- Prawda Location within Manitoba
- Coordinates: 49°39′03″N 95°47′37″W﻿ / ﻿49.65083°N 95.79361°W
- Country: Canada
- Province: Manitoba
- Municipality: RM of Reynolds
- First settled: 1907

Population
- • Total: 200
- Area code: 204

= Prawda, Manitoba =

Hamlet in Manitoba

Prawda is an unincorporated community in the Rural Municipality of Reynolds, situated a few miles east of Hadashville on the Trans Canada Highway in eastern Manitoba. The population of this community is 200.

The area was settled by Ukrainian, Polish, and Russian settlers starting about 1907. By 1932, there was a post office opened which operated until 1969. The community's name comes from the Polish word prawda, which means 'truth'. The name may have come from Evangeline Andrusko, the postmistress who named the post office after a town of the same name in her native Poland.

A school district was part of the community with the school located on section NE 31-2-6E. The present-day school is Reynolds Elementary School and serves K to 6, after which the students are bussed to Whitemouth, Manitoba.

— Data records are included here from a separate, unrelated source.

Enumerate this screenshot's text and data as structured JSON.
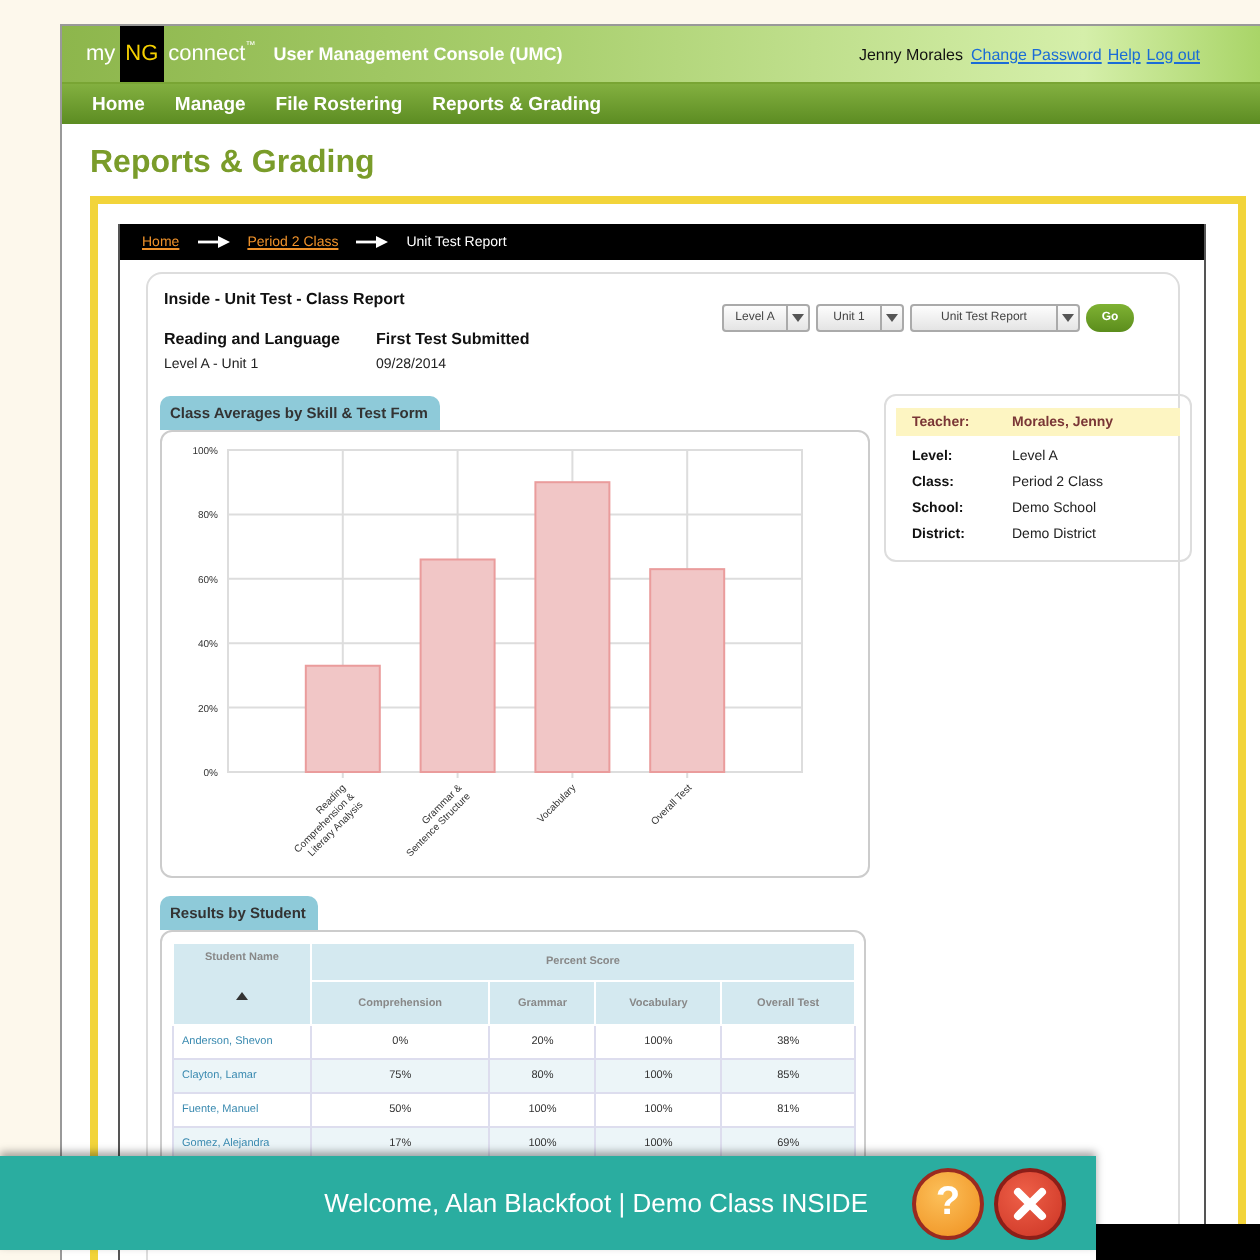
{
  "header": {
    "logo": {
      "my": "my",
      "ng": "NG",
      "connect": "connect",
      "tm": "™"
    },
    "title": "User Management Console (UMC)",
    "user": "Jenny Morales",
    "links": [
      "Change Password",
      "Help",
      "Log out"
    ]
  },
  "nav": [
    "Home",
    "Manage",
    "File Rostering",
    "Reports & Grading"
  ],
  "page_title": "Reports & Grading",
  "breadcrumb": [
    {
      "label": "Home",
      "kind": "link"
    },
    {
      "label": "Period 2 Class",
      "kind": "link"
    },
    {
      "label": "Unit Test Report",
      "kind": "current"
    }
  ],
  "report": {
    "title": "Inside - Unit Test - Class Report",
    "program_label": "Reading and Language",
    "program_value": "Level A - Unit 1",
    "submitted_label": "First Test Submitted",
    "submitted_value": "09/28/2014"
  },
  "filters": {
    "selects": [
      "Level A",
      "Unit 1",
      "Unit Test Report"
    ],
    "go": "Go"
  },
  "chart_section": {
    "title": "Class Averages by Skill & Test Form",
    "chart_data": {
      "type": "bar",
      "grid": true,
      "categories": [
        "Reading Comprehension & Literary Analysis",
        "Grammar & Sentence Structure",
        "Vocabulary",
        "Overall Test"
      ],
      "values": [
        33,
        66,
        90,
        63
      ],
      "ylim": [
        0,
        100
      ],
      "yticks": [
        {
          "value": 0,
          "label": "0%"
        },
        {
          "value": 20,
          "label": "20%"
        },
        {
          "value": 40,
          "label": "40%"
        },
        {
          "value": 60,
          "label": "60%"
        },
        {
          "value": 80,
          "label": "80%"
        },
        {
          "value": 100,
          "label": "100%"
        }
      ]
    }
  },
  "teacher_card": {
    "label": "Teacher:",
    "value": "Morales, Jenny",
    "rows": [
      {
        "label": "Level:",
        "value": "Level A"
      },
      {
        "label": "Class:",
        "value": "Period 2 Class"
      },
      {
        "label": "School:",
        "value": "Demo School"
      },
      {
        "label": "District:",
        "value": "Demo District"
      }
    ]
  },
  "results": {
    "title": "Results by Student",
    "name_header": "Student Name",
    "group_header": "Percent Score",
    "columns": [
      "Comprehension",
      "Grammar",
      "Vocabulary",
      "Overall Test"
    ],
    "rows": [
      {
        "name": "Anderson, Shevon",
        "cells": [
          "0%",
          "20%",
          "100%",
          "38%"
        ]
      },
      {
        "name": "Clayton, Lamar",
        "cells": [
          "75%",
          "80%",
          "100%",
          "85%"
        ]
      },
      {
        "name": "Fuente, Manuel",
        "cells": [
          "50%",
          "100%",
          "100%",
          "81%"
        ]
      },
      {
        "name": "Gomez, Alejandra",
        "cells": [
          "17%",
          "100%",
          "100%",
          "69%"
        ]
      }
    ]
  },
  "welcome_bar": {
    "text": "Welcome, Alan Blackfoot | Demo Class INSIDE",
    "help": "?"
  }
}
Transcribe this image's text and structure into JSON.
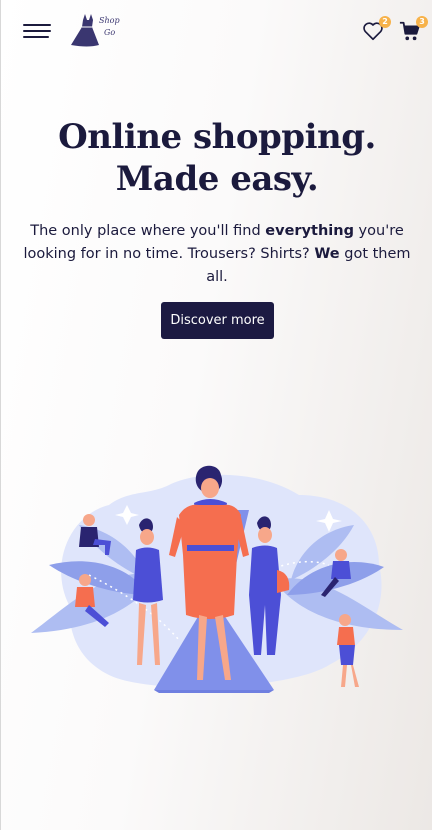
{
  "header": {
    "menu_icon": "hamburger-menu-icon",
    "logo": {
      "icon": "dress-icon",
      "line1": "Shop",
      "line2": "Go"
    },
    "wishlist": {
      "icon": "heart-icon",
      "count": "2"
    },
    "cart": {
      "icon": "shopping-cart-icon",
      "count": "3"
    }
  },
  "hero": {
    "title": "Online shopping. Made easy.",
    "subtitle_parts": {
      "p1": "The only place where you'll find ",
      "b1": "everything",
      "p2": " you're looking for in no time. Trousers? Shirts? ",
      "b2": "We",
      "p3": " got them all."
    },
    "cta_label": "Discover more"
  },
  "illustration": {
    "icon": "fashion-runway-illustration"
  },
  "colors": {
    "primary": "#1c1a42",
    "badge": "#f7b24a",
    "accent_coral": "#f56e4f",
    "accent_blue": "#4c4fd6",
    "leaf_blue": "#aebdf2"
  }
}
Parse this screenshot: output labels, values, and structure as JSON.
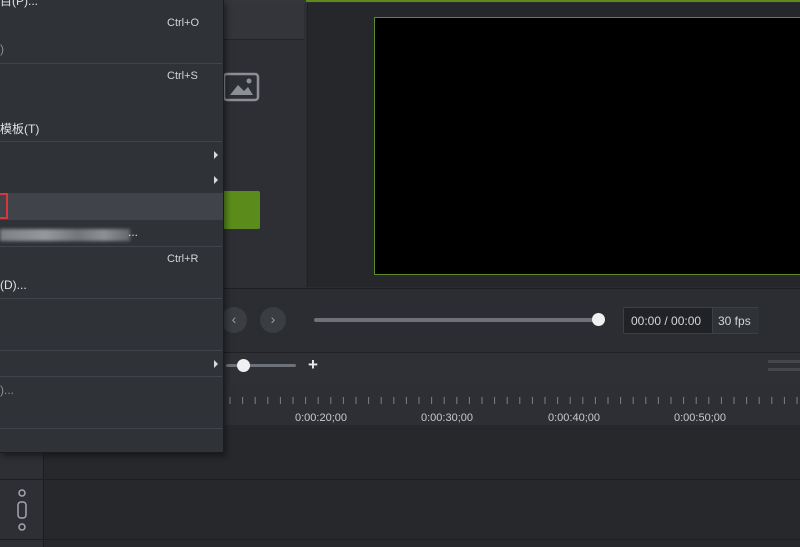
{
  "file_menu": {
    "items": [
      {
        "label": "目(P)...",
        "shortcut": ""
      },
      {
        "label": "",
        "shortcut": "Ctrl+O"
      },
      {
        "label": ")",
        "shortcut": ""
      },
      {
        "label": "",
        "shortcut": "Ctrl+S"
      },
      {
        "label": "模板(T)",
        "shortcut": ""
      },
      {
        "label": "...",
        "shortcut": ""
      },
      {
        "label": "",
        "shortcut": "Ctrl+R"
      },
      {
        "label": "(D)...",
        "shortcut": ""
      },
      {
        "label": ")...",
        "shortcut": ""
      }
    ]
  },
  "playback": {
    "timecode": "00:00 / 00:00",
    "fps": "30 fps",
    "prev_icon": "‹",
    "next_icon": "›"
  },
  "zoom": {
    "plus_label": "+"
  },
  "timeline": {
    "tick_labels": [
      "0:00:20;00",
      "0:00:30;00",
      "0:00:40;00",
      "0:00:50;00"
    ]
  },
  "colors": {
    "accent_green": "#5b8c1b",
    "highlight_red": "#d4373c"
  },
  "icons": {
    "media_icon": "image-icon",
    "track_handle": "drag-handle-icon"
  }
}
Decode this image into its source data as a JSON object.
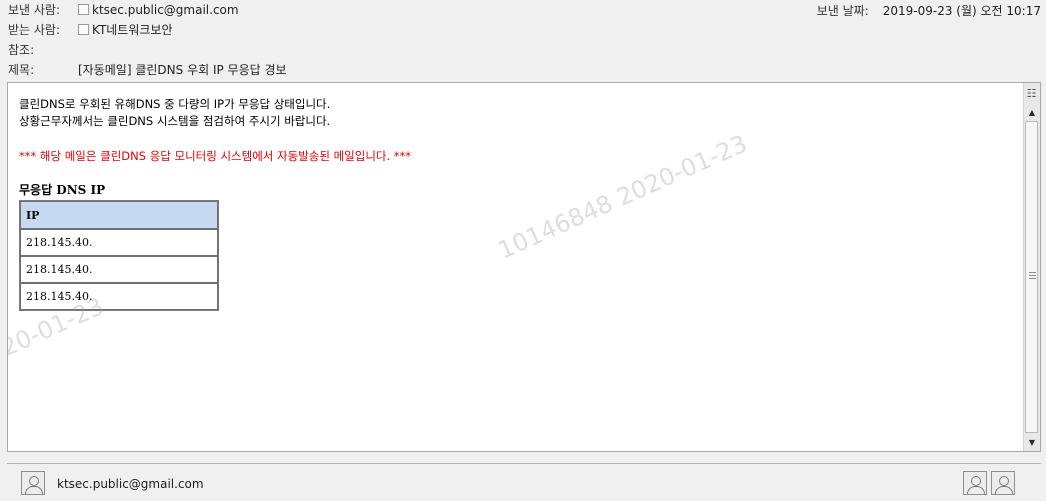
{
  "header": {
    "from_label": "보낸 사람:",
    "from_value": "ktsec.public@gmail.com",
    "to_label": "받는 사람:",
    "to_value": "KT네트워크보안",
    "cc_label": "참조:",
    "subject_label": "제목:",
    "subject_value": "[자동메일] 클린DNS 우회 IP 무응답 경보",
    "sent_label": "보낸 날짜:",
    "sent_value": "2019-09-23 (월) 오전 10:17"
  },
  "message": {
    "line1": "클린DNS로 우회된 유해DNS 중 다량의 IP가 무응답 상태입니다.",
    "line2": "상황근무자께서는 클린DNS 시스템을 점검하여 주시기 바랍니다.",
    "alert": "*** 해당 메일은 클린DNS 응답 모니터링 시스템에서 자동발송된 메일입니다. ***",
    "table_title": "무응답 DNS IP",
    "table_header": "IP",
    "rows": [
      "218.145.40.",
      "218.145.40.",
      "218.145.40."
    ]
  },
  "watermark": {
    "text1": "10146848  2020-01-23",
    "text2": "20-01-23"
  },
  "footer": {
    "email": "ktsec.public@gmail.com"
  },
  "colors": {
    "alert": "#e00000",
    "table_header_bg": "#c5d9f1"
  },
  "icons": [
    "person-icon",
    "scroll-up-arrow",
    "scroll-down-arrow",
    "avatar-icon"
  ]
}
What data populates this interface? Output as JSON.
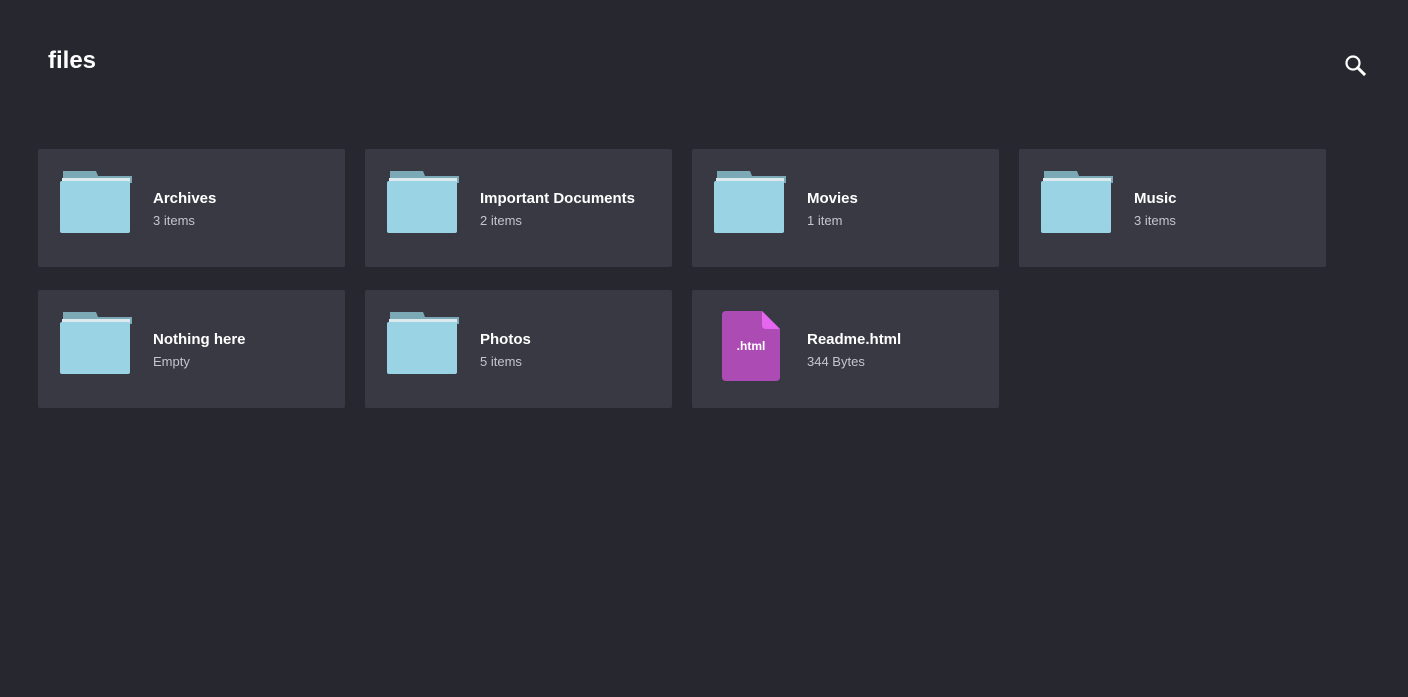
{
  "header": {
    "title": "files",
    "search_icon": "search-icon"
  },
  "colors": {
    "background": "#272730",
    "card": "#393943",
    "folder_body": "#99d3e4",
    "folder_tab": "#7ba9b5",
    "html_file": "#ad4bb5",
    "html_file_fold": "#e566ef"
  },
  "items": [
    {
      "name": "Archives",
      "meta": "3 items",
      "type": "folder",
      "icon": "folder-icon"
    },
    {
      "name": "Important Documents",
      "meta": "2 items",
      "type": "folder",
      "icon": "folder-icon"
    },
    {
      "name": "Movies",
      "meta": "1 item",
      "type": "folder",
      "icon": "folder-icon"
    },
    {
      "name": "Music",
      "meta": "3 items",
      "type": "folder",
      "icon": "folder-icon"
    },
    {
      "name": "Nothing here",
      "meta": "Empty",
      "type": "folder",
      "icon": "folder-icon"
    },
    {
      "name": "Photos",
      "meta": "5 items",
      "type": "folder",
      "icon": "folder-icon"
    },
    {
      "name": "Readme.html",
      "meta": "344 Bytes",
      "type": "file",
      "icon": "html-file-icon",
      "ext": ".html"
    }
  ]
}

The area is agricultural and has ties to the forestry industry. The community's amenities include two service stations/convenience stores, a restaurant, a Tesla Supercharger, and a campground. Prawda is also home to a livestock feed store, satellite services, a plumber, nurseries, and a community club.

Residents travel to Whitemouth, Ste. Anne, Steinbach, or Winnipeg for medical needs. Reynolds Fire Department, built in 2005, is located at Prawda. The telephone area code for Prawda is 204.